The Deputy Treasurer, Cullin Chapple was up next, taking the “hot seat” for questioning by the committee. “What I did was take the statutory duties, list them, what my day looks like,” he said.

“As far as non-statutory duties, I don’t have any, except dog licenses. Everything I do is statutory duties. He said the majority of what he does has to do with the first statutory duty, the collection of real or personal property tax. He said this task is performed in issuing checks and making deposits. He said the statutory duty of investing is done by Warren Smith and Bill. He said he was never involved in that while former full-time treasurer Jim Stover was in office.

Jon explained that after Jim Stover resigned from the job to take another position, Jack Hagedorn took over the job and worked a part time schedule of about 12 hours a week. Chapple said he took over many of the jobs formerly performed by Stover and that Hagedorn, rather than doing the work himself was more of an overseer or mentor to the duties.

Rathbun asked if Chapple were performing the same duties under a part time treasurer as he is under Brinkman, who claims the job demands a full-time treasurer at the former pay scale of Stover. Chapple said his work, since the switch between Hagedorn and Brinkman, is “exactly the same.”

Homan said he wanted to clarify. “To be very specific, you weren’t given the opportunity to do certain duties [under Stover] but now you have learned them and you do them? Chapple affirmed the information, noting that he is a Certified Professional Treasurer for the State of Michigan, the Michigan version of national accreditation to be proficient at the job.

Warren Smith, Township Accounting Manager, said it is common for professional people within a township as large as Plainfield to do the duties of clerk and treasurer rather than the elected official. “A lot of things are done that way to make sure they are done correctly,” he stated. Smith said it is also good practice not to allow one person the ability to do too many things. He used the example of banking, which requires two people and wire transfers as another. The system is designed at the recommendation of auditors to keep one person from having the ability to “get away with something if they tried to.”

Homan said in summation that it is clear the township probably has room for improvements, there always is, but it certainly isn’t broke. He said the township is adequately staffed. He said in his 40 years in township government work he has seen staff added, but that coincided with the adding of services. “I don’t need three people in my office on the chance that someone might come in. We don’t have a lot of fat and fluff. We have shrunk over the last ten years.”

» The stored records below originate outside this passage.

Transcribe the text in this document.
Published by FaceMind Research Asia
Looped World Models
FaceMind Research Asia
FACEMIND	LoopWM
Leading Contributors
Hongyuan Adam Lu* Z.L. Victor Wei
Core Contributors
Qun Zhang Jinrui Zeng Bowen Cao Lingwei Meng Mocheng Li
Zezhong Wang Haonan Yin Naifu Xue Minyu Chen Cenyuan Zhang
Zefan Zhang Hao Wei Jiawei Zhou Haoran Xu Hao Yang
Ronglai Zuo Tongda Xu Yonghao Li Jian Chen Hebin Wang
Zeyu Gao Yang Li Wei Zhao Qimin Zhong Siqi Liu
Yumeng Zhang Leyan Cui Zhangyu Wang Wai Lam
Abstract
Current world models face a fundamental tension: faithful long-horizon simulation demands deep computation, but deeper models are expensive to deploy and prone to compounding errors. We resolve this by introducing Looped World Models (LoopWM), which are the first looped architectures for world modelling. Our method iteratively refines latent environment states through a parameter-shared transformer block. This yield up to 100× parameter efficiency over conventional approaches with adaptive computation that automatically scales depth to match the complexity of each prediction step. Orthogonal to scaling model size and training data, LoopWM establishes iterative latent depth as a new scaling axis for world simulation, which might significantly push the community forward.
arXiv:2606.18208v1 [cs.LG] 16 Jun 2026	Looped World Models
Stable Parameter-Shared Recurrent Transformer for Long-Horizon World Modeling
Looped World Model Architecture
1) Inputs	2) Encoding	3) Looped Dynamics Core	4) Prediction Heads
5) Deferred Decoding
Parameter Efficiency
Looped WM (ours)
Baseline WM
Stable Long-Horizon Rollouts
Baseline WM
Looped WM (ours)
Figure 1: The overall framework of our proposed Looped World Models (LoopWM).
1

Rathbun said he had a few comments as well. “When I first became involved in April and May I had very little understanding. I thought the clerk and treasurer actually did all that work. I didn’t understand there was staff. I Clearly understand the strategy of the former board to break down these power structures that build up over time and cost the citizens of the township more money.”

He agreed with the decision to break down statutory and non-statutory duties and that having them spelled out clearly makes things “less political.”

“I certainly don’t see going back to the high salaries of the old day, certainly not going back to 2008,” he said.

Mike Dood, member of the Compensation Committee, said he appreciated the information regarding the work of non-statutory and statutory duties and as a former member of a school board saw the same scenario in place. “It took us about four years to get rid of the good old boys club and back to the people you hired to do the job. He stated, “As an elected official it is your job to do the job of the township, not the job of the people who elected you or a special interest group.”